As experts try to understand Covid-19’s effect on kids, social distancing — now complicated by summer vacation — continues to take a toll on parents juggling work, child care, and other duties within their own homes. At the end of June, the American Academy of Pediatrics offered parents a glimmer of hope by releasing controversial guidance saying that getting kids back into physically distanced classrooms this fall should be the goal. “Although many questions remain, the preponderance of evidence indicates that children and adolescents are less likely to be symptomatic and less likely to have severe disease resulting from SARS-CoV-2 infection,” they wrote. “In addition, children may be less likely to become infected and to spread infection.”

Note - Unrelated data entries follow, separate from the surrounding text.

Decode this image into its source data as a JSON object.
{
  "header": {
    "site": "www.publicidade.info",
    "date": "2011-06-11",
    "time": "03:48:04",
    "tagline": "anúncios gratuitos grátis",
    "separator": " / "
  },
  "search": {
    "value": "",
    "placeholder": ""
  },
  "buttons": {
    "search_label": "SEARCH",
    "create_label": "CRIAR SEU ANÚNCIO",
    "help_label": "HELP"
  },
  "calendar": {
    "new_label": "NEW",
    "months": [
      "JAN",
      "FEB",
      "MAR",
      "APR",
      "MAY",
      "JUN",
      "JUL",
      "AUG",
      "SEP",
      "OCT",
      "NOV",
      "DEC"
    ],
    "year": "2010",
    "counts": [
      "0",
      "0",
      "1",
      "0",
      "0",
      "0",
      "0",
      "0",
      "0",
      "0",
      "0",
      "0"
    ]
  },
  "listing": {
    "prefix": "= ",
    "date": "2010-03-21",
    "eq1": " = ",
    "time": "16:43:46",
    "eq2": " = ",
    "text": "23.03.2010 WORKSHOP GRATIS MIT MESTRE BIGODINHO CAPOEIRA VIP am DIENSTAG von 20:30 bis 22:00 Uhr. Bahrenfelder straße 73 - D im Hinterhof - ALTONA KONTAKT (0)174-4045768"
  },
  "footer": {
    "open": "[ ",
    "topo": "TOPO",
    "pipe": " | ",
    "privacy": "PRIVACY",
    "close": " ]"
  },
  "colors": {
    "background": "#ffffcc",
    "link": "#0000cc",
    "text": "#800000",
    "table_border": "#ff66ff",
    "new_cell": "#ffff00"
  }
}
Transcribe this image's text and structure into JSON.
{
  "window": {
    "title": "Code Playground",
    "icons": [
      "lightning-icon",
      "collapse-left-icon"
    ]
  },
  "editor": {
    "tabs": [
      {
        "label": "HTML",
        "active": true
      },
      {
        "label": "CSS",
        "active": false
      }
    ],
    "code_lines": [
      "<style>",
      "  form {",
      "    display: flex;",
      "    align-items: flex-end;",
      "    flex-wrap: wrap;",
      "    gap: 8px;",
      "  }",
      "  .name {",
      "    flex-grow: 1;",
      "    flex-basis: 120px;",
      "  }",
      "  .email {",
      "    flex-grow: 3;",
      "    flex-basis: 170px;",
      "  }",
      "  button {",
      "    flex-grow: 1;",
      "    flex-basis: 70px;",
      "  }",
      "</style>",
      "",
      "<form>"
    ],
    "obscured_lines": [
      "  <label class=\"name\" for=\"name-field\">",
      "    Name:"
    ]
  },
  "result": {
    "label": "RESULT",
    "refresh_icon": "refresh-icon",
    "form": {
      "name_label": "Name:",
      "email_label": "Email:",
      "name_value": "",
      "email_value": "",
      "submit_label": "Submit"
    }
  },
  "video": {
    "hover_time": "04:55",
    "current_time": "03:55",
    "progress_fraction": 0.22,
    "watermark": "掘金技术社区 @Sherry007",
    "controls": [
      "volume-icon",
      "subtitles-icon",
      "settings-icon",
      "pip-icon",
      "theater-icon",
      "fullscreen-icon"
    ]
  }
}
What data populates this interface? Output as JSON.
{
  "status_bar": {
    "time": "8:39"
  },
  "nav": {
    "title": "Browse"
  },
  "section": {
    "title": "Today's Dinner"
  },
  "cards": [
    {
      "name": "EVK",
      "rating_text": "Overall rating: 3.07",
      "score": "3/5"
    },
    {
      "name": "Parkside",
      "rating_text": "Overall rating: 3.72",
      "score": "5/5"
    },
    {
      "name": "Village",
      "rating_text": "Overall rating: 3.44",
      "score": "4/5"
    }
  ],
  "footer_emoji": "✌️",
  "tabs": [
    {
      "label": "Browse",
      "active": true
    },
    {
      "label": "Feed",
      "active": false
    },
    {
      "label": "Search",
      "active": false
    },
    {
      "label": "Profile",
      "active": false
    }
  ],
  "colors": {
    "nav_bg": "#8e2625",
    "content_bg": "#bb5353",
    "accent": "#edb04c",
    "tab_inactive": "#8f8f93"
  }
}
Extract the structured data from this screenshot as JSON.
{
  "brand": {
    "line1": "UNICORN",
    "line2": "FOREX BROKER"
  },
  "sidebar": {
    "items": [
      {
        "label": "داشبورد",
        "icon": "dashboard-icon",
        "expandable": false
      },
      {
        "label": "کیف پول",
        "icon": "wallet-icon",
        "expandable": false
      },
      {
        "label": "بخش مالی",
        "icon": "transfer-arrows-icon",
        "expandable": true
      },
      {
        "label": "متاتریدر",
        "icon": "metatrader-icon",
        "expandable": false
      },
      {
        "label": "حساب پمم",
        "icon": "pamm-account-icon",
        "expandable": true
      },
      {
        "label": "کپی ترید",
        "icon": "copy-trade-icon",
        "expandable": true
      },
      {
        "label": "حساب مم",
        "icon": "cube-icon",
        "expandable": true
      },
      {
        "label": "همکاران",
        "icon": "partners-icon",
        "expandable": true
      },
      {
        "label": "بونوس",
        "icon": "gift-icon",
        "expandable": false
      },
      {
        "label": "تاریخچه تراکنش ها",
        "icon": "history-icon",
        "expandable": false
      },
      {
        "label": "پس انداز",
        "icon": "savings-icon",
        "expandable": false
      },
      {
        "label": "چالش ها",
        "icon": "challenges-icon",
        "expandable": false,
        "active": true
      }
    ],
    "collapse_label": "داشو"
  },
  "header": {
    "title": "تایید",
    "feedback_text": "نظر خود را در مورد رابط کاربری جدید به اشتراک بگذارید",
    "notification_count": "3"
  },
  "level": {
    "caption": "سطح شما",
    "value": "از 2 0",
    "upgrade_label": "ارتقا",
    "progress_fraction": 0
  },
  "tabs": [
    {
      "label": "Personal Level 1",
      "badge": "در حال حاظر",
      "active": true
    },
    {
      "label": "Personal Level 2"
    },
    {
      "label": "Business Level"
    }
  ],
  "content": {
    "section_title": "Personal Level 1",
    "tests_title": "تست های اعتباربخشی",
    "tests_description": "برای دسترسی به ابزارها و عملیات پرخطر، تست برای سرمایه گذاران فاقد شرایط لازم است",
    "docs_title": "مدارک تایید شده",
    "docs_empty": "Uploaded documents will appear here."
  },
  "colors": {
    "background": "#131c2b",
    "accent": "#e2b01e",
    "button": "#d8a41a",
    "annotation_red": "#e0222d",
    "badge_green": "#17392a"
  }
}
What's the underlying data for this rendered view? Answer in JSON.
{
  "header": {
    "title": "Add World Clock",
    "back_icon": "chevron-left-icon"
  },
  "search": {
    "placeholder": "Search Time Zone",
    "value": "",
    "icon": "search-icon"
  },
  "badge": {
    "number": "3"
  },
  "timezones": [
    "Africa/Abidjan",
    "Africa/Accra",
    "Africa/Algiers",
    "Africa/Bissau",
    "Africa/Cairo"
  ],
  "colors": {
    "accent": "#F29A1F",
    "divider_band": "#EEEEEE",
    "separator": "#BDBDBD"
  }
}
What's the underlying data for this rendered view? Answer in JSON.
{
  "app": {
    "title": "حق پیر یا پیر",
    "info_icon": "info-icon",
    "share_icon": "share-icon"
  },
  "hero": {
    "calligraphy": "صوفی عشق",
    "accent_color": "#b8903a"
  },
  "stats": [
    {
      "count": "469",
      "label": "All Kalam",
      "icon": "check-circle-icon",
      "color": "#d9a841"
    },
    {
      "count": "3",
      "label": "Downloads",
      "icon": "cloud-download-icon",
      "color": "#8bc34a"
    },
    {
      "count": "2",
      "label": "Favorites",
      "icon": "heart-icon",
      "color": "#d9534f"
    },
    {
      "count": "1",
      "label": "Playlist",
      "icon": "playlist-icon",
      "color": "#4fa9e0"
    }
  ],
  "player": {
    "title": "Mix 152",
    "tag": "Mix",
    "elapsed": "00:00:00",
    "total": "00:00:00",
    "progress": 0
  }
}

Entry testing isn’t perfect, but it’s extremely important as schools open back up, says Salemi. (The CDC, notably, doesn’t recommend it.) A father of a two-year-old, he and his family take the same precautions as everyone else: They wash their hands often and thoroughly, they avoid close contact with people they don’t live with, they wear masks, and they clean and disinfect surfaces they touch frequently. He pays attention to reliable sources of information — an easier task for a scientist, he admits — and acknowledges that the “level of misinformation makes it extremely hard for people do the right thing.”
His family also tries not to “overreact,” he says. “Despite being only 25 months, my son knows things are quite different and grandparents are no longer smooching all over him. So we try to maintain a healthy, stress-free environment around him, because the mental health of all of us is also of paramount importance.”